Listening in the Plasma Universe

Monday, 1 September 2014: 9:00 AM
Regency Ballroom (Hyatt Regency)
Karl-Heinz Glassmeier, TU Braunschweig, Braunschweig, Germany
Abstract:
Through waves we are perceive many phenomena of our immediate and distant environment. Without light waves we would not know about each other, without acoustic waves I could barely communicate with you. Waves as a means to communicate are most important, not only in daily life, but also in our understanding of nature. Geomagnetic pulsations told us and still tell us about dynamic processes in the magnetosphere. Their spatial and temporal characteristics bear information about the generation process as well as the medium permeated. Global occurrence statistics provide a means to map out the magnetosphere. Following the footsteps of astronomers, searching the sky in the infra-red, visible, or ultra-violet range, we are listening in the plasma universe using low-frequency waves.

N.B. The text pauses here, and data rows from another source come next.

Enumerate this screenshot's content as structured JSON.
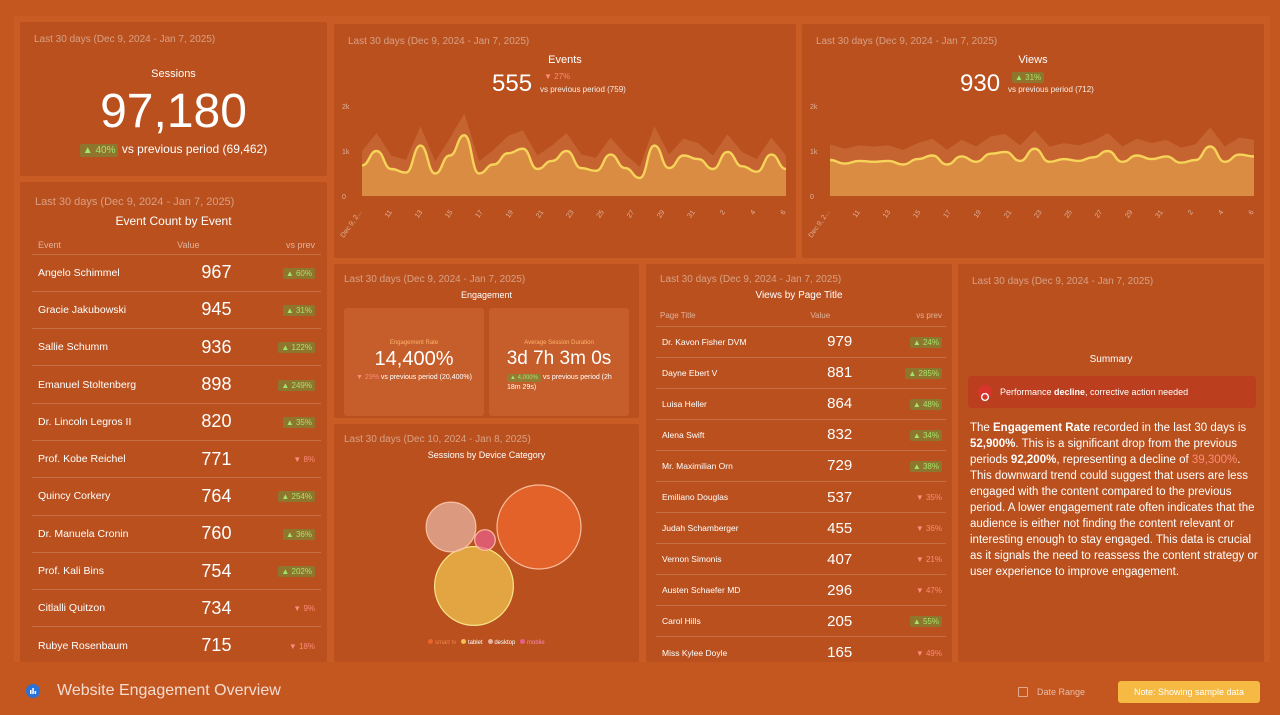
{
  "sessions": {
    "period": "Last 30 days (Dec 9, 2024 - Jan 7, 2025)",
    "title": "Sessions",
    "value": "97,180",
    "change": "▲ 40%",
    "comparison": "vs previous period (69,462)"
  },
  "events_chart": {
    "period": "Last 30 days (Dec 9, 2024 - Jan 7, 2025)",
    "title": "Events",
    "value": "555",
    "change": "▼ 27%",
    "comparison": "vs previous period (759)"
  },
  "views_chart": {
    "period": "Last 30 days (Dec 9, 2024 - Jan 7, 2025)",
    "title": "Views",
    "value": "930",
    "change": "▲ 31%",
    "comparison": "vs previous period (712)"
  },
  "event_count": {
    "period": "Last 30 days (Dec 9, 2024 - Jan 7, 2025)",
    "title": "Event Count by Event",
    "headers": [
      "Event",
      "Value",
      "vs prev"
    ],
    "rows": [
      {
        "name": "Angelo Schimmel",
        "value": "967",
        "change": "▲ 60%",
        "dir": "up"
      },
      {
        "name": "Gracie Jakubowski",
        "value": "945",
        "change": "▲ 31%",
        "dir": "up"
      },
      {
        "name": "Sallie Schumm",
        "value": "936",
        "change": "▲ 122%",
        "dir": "up"
      },
      {
        "name": "Emanuel Stoltenberg",
        "value": "898",
        "change": "▲ 249%",
        "dir": "up"
      },
      {
        "name": "Dr. Lincoln Legros II",
        "value": "820",
        "change": "▲ 35%",
        "dir": "up"
      },
      {
        "name": "Prof. Kobe Reichel",
        "value": "771",
        "change": "▼ 8%",
        "dir": "down"
      },
      {
        "name": "Quincy Corkery",
        "value": "764",
        "change": "▲ 254%",
        "dir": "up"
      },
      {
        "name": "Dr. Manuela Cronin",
        "value": "760",
        "change": "▲ 36%",
        "dir": "up"
      },
      {
        "name": "Prof. Kali Bins",
        "value": "754",
        "change": "▲ 202%",
        "dir": "up"
      },
      {
        "name": "Citlalli Quitzon",
        "value": "734",
        "change": "▼ 9%",
        "dir": "down"
      },
      {
        "name": "Rubye Rosenbaum",
        "value": "715",
        "change": "▼ 18%",
        "dir": "down"
      }
    ]
  },
  "engagement": {
    "period": "Last 30 days (Dec 9, 2024 - Jan 7, 2025)",
    "title": "Engagement",
    "rate_label": "Engagement Rate",
    "rate_value": "14,400%",
    "rate_change": "▼ 29%",
    "rate_comparison": "vs previous period (20,400%)",
    "duration_label": "Average Session Duration",
    "duration_value": "3d 7h 3m 0s",
    "duration_change": "▲ 4,000%",
    "duration_comparison": "vs previous period (2h 18m 29s)"
  },
  "device": {
    "period": "Last 30 days (Dec 10, 2024 - Jan 8, 2025)",
    "title": "Sessions by Device Category",
    "legend": [
      {
        "label": "smart tv",
        "color": "#e8642a"
      },
      {
        "label": "tablet",
        "color": "#f2c14e"
      },
      {
        "label": "desktop",
        "color": "#e7b2a0"
      },
      {
        "label": "mobile",
        "color": "#e8608a"
      }
    ]
  },
  "page_views": {
    "period": "Last 30 days (Dec 9, 2024 - Jan 7, 2025)",
    "title": "Views by Page Title",
    "headers": [
      "Page Title",
      "Value",
      "vs prev"
    ],
    "rows": [
      {
        "name": "Dr. Kavon Fisher DVM",
        "value": "979",
        "change": "▲ 24%",
        "dir": "up"
      },
      {
        "name": "Dayne Ebert V",
        "value": "881",
        "change": "▲ 285%",
        "dir": "up"
      },
      {
        "name": "Luisa Heller",
        "value": "864",
        "change": "▲ 48%",
        "dir": "up"
      },
      {
        "name": "Alena Swift",
        "value": "832",
        "change": "▲ 34%",
        "dir": "up"
      },
      {
        "name": "Mr. Maximilian Orn",
        "value": "729",
        "change": "▲ 38%",
        "dir": "up"
      },
      {
        "name": "Emiliano Douglas",
        "value": "537",
        "change": "▼ 35%",
        "dir": "down"
      },
      {
        "name": "Judah Schamberger",
        "value": "455",
        "change": "▼ 36%",
        "dir": "down"
      },
      {
        "name": "Vernon Simonis",
        "value": "407",
        "change": "▼ 21%",
        "dir": "down"
      },
      {
        "name": "Austen Schaefer MD",
        "value": "296",
        "change": "▼ 47%",
        "dir": "down"
      },
      {
        "name": "Carol Hills",
        "value": "205",
        "change": "▲ 55%",
        "dir": "up"
      },
      {
        "name": "Miss Kylee Doyle",
        "value": "165",
        "change": "▼ 49%",
        "dir": "down"
      }
    ]
  },
  "summary": {
    "period": "Last 30 days (Dec 9, 2024 - Jan 7, 2025)",
    "title": "Summary",
    "alert_pre": "Performance ",
    "alert_bold": "decline",
    "alert_post": ", corrective action needed",
    "t1": "The ",
    "t2": "Engagement Rate",
    "t3": " recorded in the last 30 days is ",
    "t4": "52,900%",
    "t5": ". This is a significant drop from the previous periods ",
    "t6": "92,200%",
    "t7": ", representing a decline of ",
    "t8": "39,300%",
    "t9": ". This downward trend could suggest that users are less engaged with the content compared to the previous period. A lower engagement rate often indicates that the audience is either not finding the content relevant or interesting enough to stay engaged. This data is crucial as it signals the need to reassess the content strategy or user experience to improve engagement."
  },
  "footer": {
    "title": "Website Engagement Overview",
    "date_range": "Date Range",
    "note": "Note: Showing sample data"
  },
  "chart_data": [
    {
      "type": "area",
      "title": "Events",
      "ylim": [
        0,
        2000
      ],
      "y_ticks": [
        "2k",
        "1k",
        "0"
      ],
      "x_ticks": [
        "Dec 9, 2...",
        "11",
        "13",
        "15",
        "17",
        "19",
        "21",
        "23",
        "25",
        "27",
        "29",
        "31",
        "2",
        "4",
        "6"
      ],
      "series": [
        {
          "name": "Events",
          "values": [
            680,
            1000,
            600,
            520,
            1120,
            500,
            900,
            1350,
            500,
            700,
            950,
            1050,
            600,
            780,
            1000,
            620,
            560,
            920,
            620,
            400,
            1120,
            620,
            900,
            820,
            600,
            980,
            660,
            540,
            920,
            600
          ]
        }
      ]
    },
    {
      "type": "area",
      "title": "Views",
      "ylim": [
        0,
        2000
      ],
      "y_ticks": [
        "2k",
        "1k",
        "0"
      ],
      "x_ticks": [
        "Dec 9, 2...",
        "11",
        "13",
        "15",
        "17",
        "19",
        "21",
        "23",
        "25",
        "27",
        "29",
        "31",
        "2",
        "4",
        "6"
      ],
      "series": [
        {
          "name": "Views",
          "values": [
            800,
            720,
            780,
            760,
            780,
            700,
            820,
            900,
            700,
            880,
            760,
            940,
            980,
            780,
            1050,
            760,
            820,
            780,
            860,
            1000,
            760,
            900,
            820,
            880,
            740,
            800,
            1100,
            760,
            920,
            880
          ]
        }
      ]
    },
    {
      "type": "bubble",
      "title": "Sessions by Device Category",
      "categories": [
        "smart tv",
        "tablet",
        "desktop",
        "mobile"
      ],
      "values": [
        100,
        88,
        35,
        6
      ]
    }
  ]
}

Drivers of these waves are electric currents, caused by a plethora of plasma instabilities, indicating non-thermal phase space distributions, non-uniform plasma conditions, or moving bodies of different kinds. Accumulating knowledge of these processes allows us to disentangle the special wave characters observed. Our beloved pulsations, generated by oscillating currents in the ionosphere, may be stripped like an onion. Deconvolution from the ionosphere through the plasmasphere and outer magnetosphere up into the solar wind now is possible. Ground-based observations become monitors for the conditions in the outer magnetosphere and the solar wind. Waves tell us about their “communication” with charged particles, their acceleration, and other conversions of electro-magnetic into kinetic energy and vice versa. All of these processes we have not yet understood. But travelling in space, to other planetary bodies, or our Sun, offers us adventures in parameter space. Different background plasma conditions, various geometries, rotational effects, the diverse conditions met out there convert us from passive observers into active experimenters. Plasma waves are not just little wiggles, waves matter!